« Ensuite elle va s’asseoir au métier et lance la navette d’une main tremblante. Le métier gronde et siffle, et va par bonds fougueux comme si des esprits poussaient à l’œuvre.
« Cependant l’armée chevauche à la bataille ; ce jour-là, monseigneur porte un costume étrange, sillonné de signes et d’hiéroglyphes effrayans, une ample et flottante robe blanche.
« L’ennemi l’évite comme un spectre ; quel homme l’oserait braver, l’oserait attaquer de front, lui sur qui le plus rude glaive se brise, sur qui les traits glissent émoussés ?
« Un jeune homme pourtant l’aborde hardiment : — Arrête, meurtrier, arrête ! tu ne m’épouvantes point. Ne compte plus pour te sauver sur ton art infernal ; ton œuvre est morte, et ton enchantement, fumée.
« Ils fondent l’un sur l’autre et vaillamment ; la tunique du prince dégoutte de sang. Ils se pourfendent à l’envi dans la poussière, et chacun maudit la main de l’autre.
« La fille descend dans la campagne : — Où donc gît le héros ducal ? Elle les trouve blessés à mort tous deux, et pousse un cri de désespoir.
« — Es-tu bien mon enfant, indigne jeune fille ? Comment as-tu filé ce faux vêtement ? n’as-tu point invoqué l’enfer ? ta main n’était-elle pas virginale ?
« — J’ai bien invoqué l’enfer, mais ma main n’était pas virginale ; celui qui t’a frappé ne m’est pas étranger, et j’ai filé ainsi, malheureuse, ton linceul. »
La pièce qui suit, sans sortir de cette catégorie dont nous parlons rappelle plus particulièrement la veine lyrique de Uhland.
« Un chevalier, par la plaine, allait un beau matin ; il pensait, en son inquiétude, à la plus belle des femmes.
« Mon cher petit anneau d’or, dis-moi franchement, ô gage de ma bien-aimée, ce qu’il en est de sa foi.
« Et, comme il va pour le consulter, l’anneau lui échappe du doigt ; il saute le petit anneau, et roule parmi l’herbe de la prairie.
« Lui veut d’une main rapide le saisir dans le champ, mais les fleurs d’or l’éblouissent, les fleurs et les gazons humides de rosée.
« Un faucon avise en ce moment la bague du haut d’un tilleul où il perche ; il plonge avec grand bruit du sommet de l’arbre et la saisit dans l’herbe.

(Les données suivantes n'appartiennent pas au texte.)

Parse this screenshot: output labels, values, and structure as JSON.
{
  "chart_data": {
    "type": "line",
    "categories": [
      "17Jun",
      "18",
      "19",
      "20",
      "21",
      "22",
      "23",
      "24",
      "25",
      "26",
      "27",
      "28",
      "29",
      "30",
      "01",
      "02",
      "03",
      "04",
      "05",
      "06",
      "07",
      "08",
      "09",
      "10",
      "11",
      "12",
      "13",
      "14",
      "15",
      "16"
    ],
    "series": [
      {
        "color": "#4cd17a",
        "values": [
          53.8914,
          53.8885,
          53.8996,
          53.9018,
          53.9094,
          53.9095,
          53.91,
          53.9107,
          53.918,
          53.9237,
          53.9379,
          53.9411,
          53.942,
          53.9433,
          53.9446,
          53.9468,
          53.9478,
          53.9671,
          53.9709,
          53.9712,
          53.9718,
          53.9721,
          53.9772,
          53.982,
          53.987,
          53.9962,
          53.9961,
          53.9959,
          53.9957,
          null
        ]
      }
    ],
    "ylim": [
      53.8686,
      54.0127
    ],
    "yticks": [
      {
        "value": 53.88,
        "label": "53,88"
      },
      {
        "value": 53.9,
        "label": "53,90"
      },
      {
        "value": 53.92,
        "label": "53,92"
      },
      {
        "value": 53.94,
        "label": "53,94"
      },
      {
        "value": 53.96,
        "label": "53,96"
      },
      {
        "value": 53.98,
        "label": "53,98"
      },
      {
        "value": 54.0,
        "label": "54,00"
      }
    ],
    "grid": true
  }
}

« Puis, d’une aile puissante, il s’élève dans l’air ; là ses frères veulent lui ravir son butin d’or.
« Mais nul d’entre eux ne réussit à le garder ; le petit anneau d’or tombe des hauteurs de l’air ; le chevalier le voit tomber dans un lac profond.
« Les poissons montent lentement pour happer le petit bijou ; mais le petit anneau tombe au fond, jusqu’à ce qu’il disparaisse aux regards.
« Ô petit anneau ! dans la prairie te saisissent le gazon et les fleurs ; ô petit anneau ! dans les airs te promènent les oiseaux.